To take advantage of a chunked index, clients (or the
server) would need a way of limiting the number of
messages considered at a time.  Also, for such large
mail boxes, it would be important to separate the
incoming messages from older messages to limit the work
required to scan for new messages.
.LP
Caching is particularly unsatisfactory.  Files should
be read in fixed-sized buffers so maximum memory usage
does not depend on the size of the largest file in the
mail box.  Unfortunately, current data structures do not readily
support this.  In practice, this limitation has not yet
been noticeable.
.LP
There are also a few features that need to be completed.
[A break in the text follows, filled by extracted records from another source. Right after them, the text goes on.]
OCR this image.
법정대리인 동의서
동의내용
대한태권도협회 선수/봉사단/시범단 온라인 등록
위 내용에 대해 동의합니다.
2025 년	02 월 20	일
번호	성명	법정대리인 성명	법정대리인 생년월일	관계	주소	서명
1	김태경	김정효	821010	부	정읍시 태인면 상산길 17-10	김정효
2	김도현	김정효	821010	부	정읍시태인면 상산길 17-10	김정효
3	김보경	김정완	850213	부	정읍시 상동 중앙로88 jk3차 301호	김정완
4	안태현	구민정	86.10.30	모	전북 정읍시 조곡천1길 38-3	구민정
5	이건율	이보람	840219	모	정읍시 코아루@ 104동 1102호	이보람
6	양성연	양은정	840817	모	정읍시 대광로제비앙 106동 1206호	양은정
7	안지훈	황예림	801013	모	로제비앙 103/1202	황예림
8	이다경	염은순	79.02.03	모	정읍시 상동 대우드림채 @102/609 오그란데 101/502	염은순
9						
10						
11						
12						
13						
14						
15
Tracking of references has been added to marshal and
upas/fs.  In addition, the index provides a place to store
mutable information about a message.  These capabilities
should be built upon to provide general threading and
tagging capabilities.
.NH
Speculation
.LP
Freed from the limitation that all messages in a
mail box must be read and stored in memory before a
single message may be accessed, it is interesting to
speculate on a few further possibilites.
.LP
For example, it may be
useful to replace separate mail boxes with a single
collection of messages assigned to one or more virtual
mail boxes.  The association between a message and a
mail box would be a “tag.” A message could be added to
or removed from one or more mail boxes without modifying
the mdir file.  If threads were implemented by tagging
each message with its references, it would be possible
to follow threads across mail boxes, even to messages
removed from all mail boxes, provided the underlying
file were not also removed.  If a facility for adding
arbitrary, automatic tags were enabled, it would be
possible to tag messages with the email address in
the SMTP From line.
.NH
References
.IP [1]
D. Bernstein, “Using maildir format”,
published online at
.br
http://cr.yp.to/proto/maildir.html
.IP [2]
F. Ballesteros
.IR mails (1),
published online at
http://lsub.org/magic/man2html/1/mails
.IP [3]
MH Wikipedia entry,
http://en.wikipedia.org/wiki/MH_Message_Handling_System
.IP [4]
Lotus Notes Wikipedia entry,
http://en.wikipedia.org/wiki/Lotus_Notes
.IP [5]
D. Presotto, “Upas—a Simpler Approach to Network Mail”,
Proceedings of the 10th Usenix conference, 1985.